The PREVENT equations demonstrated excellent discrimination (overall accuracy) and calibration (how well observed outcomes matched predicted outcomes) in the external validation sample of more than 3 million adults. Although self-identified race was not included as a predictor in the PREVENT models, discrimination and calibration were excellent in each racial and ethnic group studied; this reflects that the larger, more diverse data sets used are representative of the overall US population. The derivation of the PREVENT equations was not limited to any racial or ethnic group. This is different from the derivation sample for the Pooled Cohort Equations, which serves as the basis for ASCVD calculators that include race (eg, White, African American). However, the accuracy of the PREVENT equations for individual Asian or Hispanic subgroups has not been tested, and this should be a priority in the future because of the known heterogeneity of CVD (eg, observed higher risk for CVD among South Asian people).⁵

Quantifying short- and long-term CVD risk is particularly relevant for younger adults; the PREVENT equations estimate CVD risk at 10 years (short term) and 30 years (long term). Because age is a major driver of CVD risk, young adults are at low risk in the short term. However, nearly one-half of adults who have a low risk over the next 10 years are still at high risk of having CVD in the next 30 years, which would be missed with short-term risk estimation alone.⁶ The 2019 American College of Cardiology/AHA primary prevention guidelines recommend estimating 30-year ASCVD risk for adults 20 to 59 years of age.⁷ The PREVENT equations allow for estimating 10-year and 30-year risk beginning at 30 years of age, a decade before the Pooled Cohort Equations, allowing for earlier and more comprehensive risk estimation in the clinician-patient discussion.

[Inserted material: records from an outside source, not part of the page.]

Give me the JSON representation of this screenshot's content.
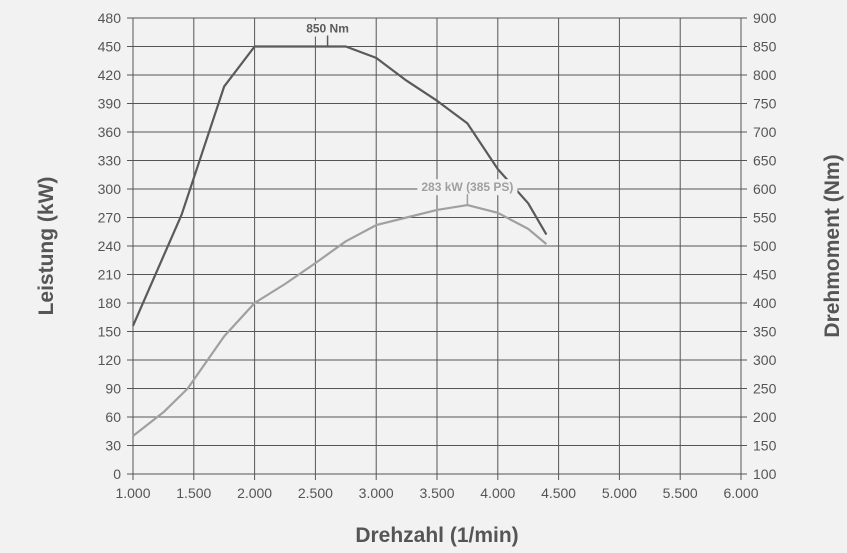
{
  "chart_data": {
    "type": "line",
    "xlabel": "Drehzahl (1/min)",
    "ylabel_left": "Leistung (kW)",
    "ylabel_right": "Drehmoment (Nm)",
    "x_ticks": [
      "1.000",
      "1.500",
      "2.000",
      "2.500",
      "3.000",
      "3.500",
      "4.000",
      "4.500",
      "5.000",
      "5.500",
      "6.000"
    ],
    "y_left_ticks": [
      "0",
      "30",
      "60",
      "90",
      "120",
      "150",
      "180",
      "210",
      "240",
      "270",
      "300",
      "330",
      "360",
      "390",
      "420",
      "450",
      "480"
    ],
    "y_right_ticks": [
      "100",
      "150",
      "200",
      "250",
      "300",
      "350",
      "400",
      "450",
      "500",
      "550",
      "600",
      "650",
      "700",
      "750",
      "800",
      "850",
      "900"
    ],
    "xlim": [
      1000,
      6000
    ],
    "ylim_left": [
      0,
      480
    ],
    "ylim_right": [
      100,
      900
    ],
    "grid": true,
    "series": [
      {
        "axis": "right",
        "color": "#5a5a5a",
        "x": [
          1000,
          1400,
          1750,
          2000,
          2250,
          2500,
          2750,
          3000,
          3250,
          3500,
          3750,
          4000,
          4250,
          4400
        ],
        "values": [
          360,
          555,
          780,
          850,
          850,
          850,
          850,
          830,
          790,
          755,
          715,
          635,
          575,
          520
        ]
      },
      {
        "axis": "left",
        "color": "#a0a0a0",
        "x": [
          1000,
          1250,
          1450,
          1750,
          2000,
          2250,
          2500,
          2750,
          3000,
          3250,
          3500,
          3750,
          4000,
          4250,
          4400
        ],
        "values": [
          40,
          65,
          90,
          145,
          180,
          200,
          222,
          245,
          262,
          270,
          278,
          283,
          275,
          258,
          242
        ]
      }
    ],
    "annotations": [
      {
        "text": "850 Nm",
        "x": 2600,
        "value": 850,
        "axis": "right",
        "color": "#5a5a5a"
      },
      {
        "text": "283 kW (385 PS)",
        "x": 3750,
        "value": 283,
        "axis": "left",
        "color": "#a0a0a0"
      }
    ]
  }
}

There is flexibility with the PREVENT equations because they offer a base model and enhanced models that can be personalized for each patient with optional predictors. The PREVENT base model includes kidney function with estimated glomerular filtration rate per the 2021 Chronic Kidney Disease Epidemiology Collaboration equation (which does not include race) and statin use. The inclusion of kidney function reflects the growing burden of chronic kidney disease, an independent risk factor for CVD. Given the significant increase in statin use, the inclusion of patients who take statins and those who do not broadens the PREVENT equations' generalizability and use. In contrast, because the intent of the Pooled Cohort Equations was to specifically guide initiation of statin therapy, the derivation sample included only individuals not taking statin therapy.

The enhanced PREVENT equations include additional risk factors for personalizing risk (ie, urine albumin-creatinine ratio, A1C, and patient zip code for incorporating social deprivation index as a marker for area-level social determinants of health). The nearly universal availability of patients' residential zip codes in electronic health records should enable broad application of the PREVENT model with the social deprivation index and better account for the influence of neighborhood-level social determinants on CVD risk.

The PREVENT equations represent several major advances in accurate and comprehensive risk prediction for CVD. They include predictors and outcomes relevant to the contemporary US population with a high cardiovascular-kidney-metabolic syndrome burden. The PREVENT models have corrected the nearly twofold overprediction of the Pooled Cohort Equations, leading to lower risk estimates. We await the development of guidelines that consider the PREVENT equations with actionable thresholds for preventive therapies (eg, statins, those that intensively lower blood pressure, newer therapies). Like any clinical tool, as implementation of this new model is considered, ongoing testing and validation in diverse clinical populations must be a priority.